What happens in Rio Blanco County does not stay in Rio Blanco County. That’s because the White River is a beautiful resource whose water and ecological health is of interest to all Coloradans and Americans. Further, the White River flows into the Green River which flows into the Colorado River which is one of the most contested, litigated, and depleted river systems in the world.

My organization, Save The Colorado, has a mission to “Protect and Restore the Colorado River from the Source to the Sea”, and the White River is one of those sources. As such, we’ve been following the proposed Wolf Creek Dam (or “White River Storage Project”, whichever is proposed or whatever it’s called) very closely from a distance. Our organization has a policy of “No New Dams and Diversions” on the Colorado River and its tributaries, and as such we are following and fighting about a dozen similar projects in Colorado, Wyoming, Arizona, New Mexico, and Utah.

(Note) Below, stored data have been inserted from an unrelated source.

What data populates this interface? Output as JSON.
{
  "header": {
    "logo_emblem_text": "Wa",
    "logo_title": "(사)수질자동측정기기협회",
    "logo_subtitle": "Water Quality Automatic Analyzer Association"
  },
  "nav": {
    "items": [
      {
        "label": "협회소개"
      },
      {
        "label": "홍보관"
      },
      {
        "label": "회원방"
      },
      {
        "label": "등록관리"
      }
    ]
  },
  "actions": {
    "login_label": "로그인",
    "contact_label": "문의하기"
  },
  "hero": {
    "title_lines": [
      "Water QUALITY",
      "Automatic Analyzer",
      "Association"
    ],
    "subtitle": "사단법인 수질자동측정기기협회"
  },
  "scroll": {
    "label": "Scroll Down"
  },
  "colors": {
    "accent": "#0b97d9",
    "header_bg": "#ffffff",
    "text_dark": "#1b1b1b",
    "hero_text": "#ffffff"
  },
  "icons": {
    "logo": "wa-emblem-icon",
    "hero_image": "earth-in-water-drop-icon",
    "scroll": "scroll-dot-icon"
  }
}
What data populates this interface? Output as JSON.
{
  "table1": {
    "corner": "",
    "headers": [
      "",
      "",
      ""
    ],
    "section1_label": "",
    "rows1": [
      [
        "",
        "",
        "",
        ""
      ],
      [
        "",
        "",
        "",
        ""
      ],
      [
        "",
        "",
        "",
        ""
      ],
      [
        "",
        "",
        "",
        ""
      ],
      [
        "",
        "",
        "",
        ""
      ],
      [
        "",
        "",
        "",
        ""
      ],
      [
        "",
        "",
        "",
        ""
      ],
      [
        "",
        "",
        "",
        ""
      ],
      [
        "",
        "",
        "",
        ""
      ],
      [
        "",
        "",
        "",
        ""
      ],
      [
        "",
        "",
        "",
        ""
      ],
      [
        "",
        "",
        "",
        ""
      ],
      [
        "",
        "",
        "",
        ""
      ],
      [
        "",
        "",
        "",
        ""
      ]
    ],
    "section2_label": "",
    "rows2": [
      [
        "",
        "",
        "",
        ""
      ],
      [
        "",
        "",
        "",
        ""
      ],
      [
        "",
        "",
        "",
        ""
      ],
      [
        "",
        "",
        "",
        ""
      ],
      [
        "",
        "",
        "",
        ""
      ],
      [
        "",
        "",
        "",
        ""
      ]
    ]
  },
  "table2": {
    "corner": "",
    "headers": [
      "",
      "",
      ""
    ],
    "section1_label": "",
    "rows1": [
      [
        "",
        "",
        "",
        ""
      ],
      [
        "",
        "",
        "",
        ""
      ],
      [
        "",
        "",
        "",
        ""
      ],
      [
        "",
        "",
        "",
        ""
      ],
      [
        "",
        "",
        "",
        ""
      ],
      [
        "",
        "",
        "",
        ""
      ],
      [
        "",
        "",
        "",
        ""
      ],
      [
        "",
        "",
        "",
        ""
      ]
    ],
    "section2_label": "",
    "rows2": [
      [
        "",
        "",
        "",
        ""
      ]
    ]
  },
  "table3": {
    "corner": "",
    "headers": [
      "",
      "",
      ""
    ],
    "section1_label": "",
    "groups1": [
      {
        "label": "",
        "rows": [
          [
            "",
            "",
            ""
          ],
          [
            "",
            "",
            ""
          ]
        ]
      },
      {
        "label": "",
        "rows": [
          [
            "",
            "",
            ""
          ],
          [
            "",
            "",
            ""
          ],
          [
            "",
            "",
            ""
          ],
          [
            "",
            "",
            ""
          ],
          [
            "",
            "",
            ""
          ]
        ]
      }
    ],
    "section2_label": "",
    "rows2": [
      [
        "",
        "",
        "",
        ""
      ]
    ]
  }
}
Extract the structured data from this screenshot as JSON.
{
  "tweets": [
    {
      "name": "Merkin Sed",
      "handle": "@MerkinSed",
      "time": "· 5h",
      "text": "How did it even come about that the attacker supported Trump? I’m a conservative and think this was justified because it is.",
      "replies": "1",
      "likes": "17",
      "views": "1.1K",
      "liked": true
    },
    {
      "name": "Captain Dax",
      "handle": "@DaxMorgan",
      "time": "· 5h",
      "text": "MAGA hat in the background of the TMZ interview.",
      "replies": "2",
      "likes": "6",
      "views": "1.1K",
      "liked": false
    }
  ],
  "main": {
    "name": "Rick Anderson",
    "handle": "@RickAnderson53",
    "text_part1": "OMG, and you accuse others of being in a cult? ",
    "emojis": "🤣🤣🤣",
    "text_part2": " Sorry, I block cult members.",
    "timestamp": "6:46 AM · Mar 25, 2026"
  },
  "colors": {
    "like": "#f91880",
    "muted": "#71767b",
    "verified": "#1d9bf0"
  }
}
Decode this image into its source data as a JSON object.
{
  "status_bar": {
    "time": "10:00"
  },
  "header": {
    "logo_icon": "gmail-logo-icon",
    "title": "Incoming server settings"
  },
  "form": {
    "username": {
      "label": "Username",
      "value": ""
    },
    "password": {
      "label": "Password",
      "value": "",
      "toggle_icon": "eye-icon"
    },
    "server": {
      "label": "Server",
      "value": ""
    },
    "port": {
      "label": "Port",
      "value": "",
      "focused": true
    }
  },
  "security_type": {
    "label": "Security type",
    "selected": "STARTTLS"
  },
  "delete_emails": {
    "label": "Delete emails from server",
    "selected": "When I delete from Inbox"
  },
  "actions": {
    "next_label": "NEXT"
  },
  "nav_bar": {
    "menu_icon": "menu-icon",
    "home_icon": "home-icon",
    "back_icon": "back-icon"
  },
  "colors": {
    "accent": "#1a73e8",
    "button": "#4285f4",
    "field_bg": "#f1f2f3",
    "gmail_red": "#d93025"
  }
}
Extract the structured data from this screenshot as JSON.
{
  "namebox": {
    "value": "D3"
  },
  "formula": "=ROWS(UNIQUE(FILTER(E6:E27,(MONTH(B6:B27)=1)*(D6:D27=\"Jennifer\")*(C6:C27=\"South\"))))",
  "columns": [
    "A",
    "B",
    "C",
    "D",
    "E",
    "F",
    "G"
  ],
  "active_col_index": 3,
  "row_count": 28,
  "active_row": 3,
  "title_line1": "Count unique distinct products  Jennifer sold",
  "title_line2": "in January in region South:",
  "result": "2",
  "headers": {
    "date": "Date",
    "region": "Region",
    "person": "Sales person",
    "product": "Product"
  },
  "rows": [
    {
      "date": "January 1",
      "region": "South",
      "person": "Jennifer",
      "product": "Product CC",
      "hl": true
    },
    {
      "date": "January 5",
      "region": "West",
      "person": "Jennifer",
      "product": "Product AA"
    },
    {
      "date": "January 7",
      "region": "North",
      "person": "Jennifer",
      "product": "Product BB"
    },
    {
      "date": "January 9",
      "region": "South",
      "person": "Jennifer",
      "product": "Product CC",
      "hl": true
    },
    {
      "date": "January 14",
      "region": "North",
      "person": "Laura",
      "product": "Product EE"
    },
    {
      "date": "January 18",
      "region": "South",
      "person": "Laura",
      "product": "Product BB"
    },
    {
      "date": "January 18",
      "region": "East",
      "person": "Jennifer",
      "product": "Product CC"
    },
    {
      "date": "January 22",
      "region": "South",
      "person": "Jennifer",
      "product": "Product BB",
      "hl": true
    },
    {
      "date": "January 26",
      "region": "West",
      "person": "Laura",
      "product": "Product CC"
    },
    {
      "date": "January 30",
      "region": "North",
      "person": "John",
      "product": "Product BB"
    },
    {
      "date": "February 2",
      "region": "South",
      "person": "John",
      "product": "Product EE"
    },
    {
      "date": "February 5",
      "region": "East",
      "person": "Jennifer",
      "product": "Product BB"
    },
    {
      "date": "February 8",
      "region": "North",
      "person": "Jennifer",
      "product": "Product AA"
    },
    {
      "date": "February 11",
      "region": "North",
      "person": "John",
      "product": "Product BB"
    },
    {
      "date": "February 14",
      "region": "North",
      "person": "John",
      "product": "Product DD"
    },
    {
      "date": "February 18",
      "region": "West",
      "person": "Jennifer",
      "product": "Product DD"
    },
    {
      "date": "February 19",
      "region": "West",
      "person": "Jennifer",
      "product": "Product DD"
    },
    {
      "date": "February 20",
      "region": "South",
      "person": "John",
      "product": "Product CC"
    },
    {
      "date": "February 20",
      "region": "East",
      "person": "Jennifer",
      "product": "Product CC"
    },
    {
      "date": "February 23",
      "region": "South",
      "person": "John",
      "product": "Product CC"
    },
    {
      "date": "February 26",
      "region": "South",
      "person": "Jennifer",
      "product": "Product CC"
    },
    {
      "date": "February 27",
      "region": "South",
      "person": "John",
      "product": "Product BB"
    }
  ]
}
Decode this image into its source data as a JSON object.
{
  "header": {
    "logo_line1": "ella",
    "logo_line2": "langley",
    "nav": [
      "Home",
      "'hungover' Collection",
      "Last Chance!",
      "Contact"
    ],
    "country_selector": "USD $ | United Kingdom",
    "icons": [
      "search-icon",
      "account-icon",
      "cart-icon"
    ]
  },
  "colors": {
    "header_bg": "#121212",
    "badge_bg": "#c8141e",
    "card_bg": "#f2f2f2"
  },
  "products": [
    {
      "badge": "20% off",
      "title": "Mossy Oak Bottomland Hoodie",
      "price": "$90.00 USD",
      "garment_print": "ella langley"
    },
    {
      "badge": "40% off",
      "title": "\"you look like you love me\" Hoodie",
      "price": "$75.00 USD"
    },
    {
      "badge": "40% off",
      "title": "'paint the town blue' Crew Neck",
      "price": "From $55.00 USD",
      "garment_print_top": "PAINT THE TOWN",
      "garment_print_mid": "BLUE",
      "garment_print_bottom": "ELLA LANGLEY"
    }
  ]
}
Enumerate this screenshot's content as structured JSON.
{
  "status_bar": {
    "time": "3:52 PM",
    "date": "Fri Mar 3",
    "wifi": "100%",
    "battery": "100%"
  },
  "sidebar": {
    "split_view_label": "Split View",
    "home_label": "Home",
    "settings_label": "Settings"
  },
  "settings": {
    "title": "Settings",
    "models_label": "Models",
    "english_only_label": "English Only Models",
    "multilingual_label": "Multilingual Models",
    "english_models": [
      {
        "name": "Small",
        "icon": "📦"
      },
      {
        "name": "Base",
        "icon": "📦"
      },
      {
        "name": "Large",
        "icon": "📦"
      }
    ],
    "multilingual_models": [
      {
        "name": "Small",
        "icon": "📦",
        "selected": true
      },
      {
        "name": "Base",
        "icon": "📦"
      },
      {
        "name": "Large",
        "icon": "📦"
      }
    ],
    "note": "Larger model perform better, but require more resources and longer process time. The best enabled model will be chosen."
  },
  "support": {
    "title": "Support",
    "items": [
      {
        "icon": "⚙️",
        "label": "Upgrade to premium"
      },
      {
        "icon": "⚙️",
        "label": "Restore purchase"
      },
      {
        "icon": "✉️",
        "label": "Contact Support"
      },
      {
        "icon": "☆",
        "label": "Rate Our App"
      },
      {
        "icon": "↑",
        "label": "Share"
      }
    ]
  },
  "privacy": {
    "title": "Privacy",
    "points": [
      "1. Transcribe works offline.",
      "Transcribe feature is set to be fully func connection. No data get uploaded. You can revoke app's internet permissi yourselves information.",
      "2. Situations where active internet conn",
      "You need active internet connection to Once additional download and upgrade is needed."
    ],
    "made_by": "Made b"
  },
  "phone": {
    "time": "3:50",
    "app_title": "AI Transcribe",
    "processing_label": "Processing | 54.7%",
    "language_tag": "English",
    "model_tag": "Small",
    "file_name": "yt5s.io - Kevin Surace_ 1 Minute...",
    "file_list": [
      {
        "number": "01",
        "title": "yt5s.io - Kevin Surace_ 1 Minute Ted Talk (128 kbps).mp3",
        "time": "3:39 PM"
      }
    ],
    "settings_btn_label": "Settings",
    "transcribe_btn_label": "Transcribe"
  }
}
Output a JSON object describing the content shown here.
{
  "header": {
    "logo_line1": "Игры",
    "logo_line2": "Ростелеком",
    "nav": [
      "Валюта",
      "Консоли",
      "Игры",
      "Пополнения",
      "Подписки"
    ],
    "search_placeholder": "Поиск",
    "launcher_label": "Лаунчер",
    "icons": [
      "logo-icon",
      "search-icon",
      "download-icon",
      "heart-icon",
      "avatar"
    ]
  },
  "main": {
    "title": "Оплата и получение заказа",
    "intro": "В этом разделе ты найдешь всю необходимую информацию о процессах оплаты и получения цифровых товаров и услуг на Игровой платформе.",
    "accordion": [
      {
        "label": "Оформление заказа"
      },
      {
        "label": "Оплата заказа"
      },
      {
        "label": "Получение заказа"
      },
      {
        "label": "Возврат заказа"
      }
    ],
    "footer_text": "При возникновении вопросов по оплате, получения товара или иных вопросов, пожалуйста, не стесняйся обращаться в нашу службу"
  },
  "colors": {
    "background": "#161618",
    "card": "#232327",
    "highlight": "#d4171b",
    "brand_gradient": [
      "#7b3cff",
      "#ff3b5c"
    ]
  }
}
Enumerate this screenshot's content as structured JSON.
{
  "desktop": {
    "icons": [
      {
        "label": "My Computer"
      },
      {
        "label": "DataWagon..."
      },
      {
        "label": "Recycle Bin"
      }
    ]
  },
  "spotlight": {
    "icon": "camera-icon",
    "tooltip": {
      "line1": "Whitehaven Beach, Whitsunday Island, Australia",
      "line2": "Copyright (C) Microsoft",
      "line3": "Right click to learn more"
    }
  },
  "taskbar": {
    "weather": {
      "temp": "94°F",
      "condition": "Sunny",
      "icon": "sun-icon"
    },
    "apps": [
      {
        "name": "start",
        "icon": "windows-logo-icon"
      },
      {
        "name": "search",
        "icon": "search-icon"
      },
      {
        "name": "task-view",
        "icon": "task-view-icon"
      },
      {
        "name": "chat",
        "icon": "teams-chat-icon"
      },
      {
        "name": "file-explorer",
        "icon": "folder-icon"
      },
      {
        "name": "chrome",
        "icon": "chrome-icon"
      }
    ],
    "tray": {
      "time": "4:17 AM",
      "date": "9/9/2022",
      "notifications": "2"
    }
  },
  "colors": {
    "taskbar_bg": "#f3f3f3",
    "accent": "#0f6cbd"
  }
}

We are in court on two projects, intervening in several others, and closely monitoring others – including the Wolf Creek/White River Dam – if these projects enter the permitting process. We’ve been reading all of the stories in the newspapers about this project, following the funding proposals and documents from the State, and reading the documents prepared by and for the Rio Blanco Water Conservancy District.

Fighting proposed dams and diversions is all we do, and we have experience doing it. We have a team of scientists and attorneys who are skilled and experienced in every nuance of ecology, hydrology, finances, endangered species, and law. As such, I’d like to clarify a few details that have appeared in this newspaper and in various statements and documents from the Rio Blanco Water Conservancy District (“District”) regarding the proposed project on the White River.

First, the District is claiming that the permitting process will be short and streamlined. Assuming that state and federal laws don’t change, the District is incorrect. We are in several of these permit fights, which are all between 15 and 20 years long.

Second, the District has estimated that the project will cost around $50 million. There is absolutely no precedent whatsoever for any dam project of this size costing $50 million in Colorado. In fact, the permitting alone will likely cost $10 – $20 million, and if the project survives permitting – and potential court challenges that can cost millions more – the actual construction costs may add another zero to $50 million and be nearer to $500 million.

One small dam “expansion” project we are involved in on the Cache Poudre near Fort Collins is estimated at $125 million, which is the least amount of money of any project we are involved in. More likely, the lowest cost for a new dam construction project – like proposed for Wolf Creek/White River – that we are fighting is around $450 million, with others estimated to cost over $1 billion. We strongly suggest you get a “second opinion” on permitting and construction costs, because the District’s statements don’t have any bearing in our real experience.

Third and finally, the Wolf Creek/White River Dam project will be hotly contested. We’re not letting anyone get a free pass for a new dam/diversion that would further dam and deplete the Colorado River and its tributaries. I’ve not seen one word from the District that actually informs your community about the fight the District is getting into. The amount of water in the Colorado River is hotly contested, the endangered species in the Colorado River are hotly contested, and our organization just point-blank hates dams that drain and destroy rivers.

We respect the wishes of the District to bring this project forward and we understand the desire to try and build a new dam to try and drain water out of the White River. We also have a great respect for the our state’s, and our federal government’s, environmental laws including the National Environmental Policy Act, Clean Water Act, and Endangered Species Act. In fact, we are a “law enforcement organization” – if these environmental laws are not enforced, then they will be broken more freely in the future as well lead to new and more degradation of our environment and quality of life. Even more so, we have a great love and respect for free-flowing rivers.

We encourage all citizens in the Rio Blanco Water Conservation District – who will ultimately pay for this dam project through your water rates and fees – to  learn more about our organization. We also encourage you to learn about the facts, science, and law that the District is proposing to engage with if the District starts a permitting process for the Wolf Creek/White River Dam.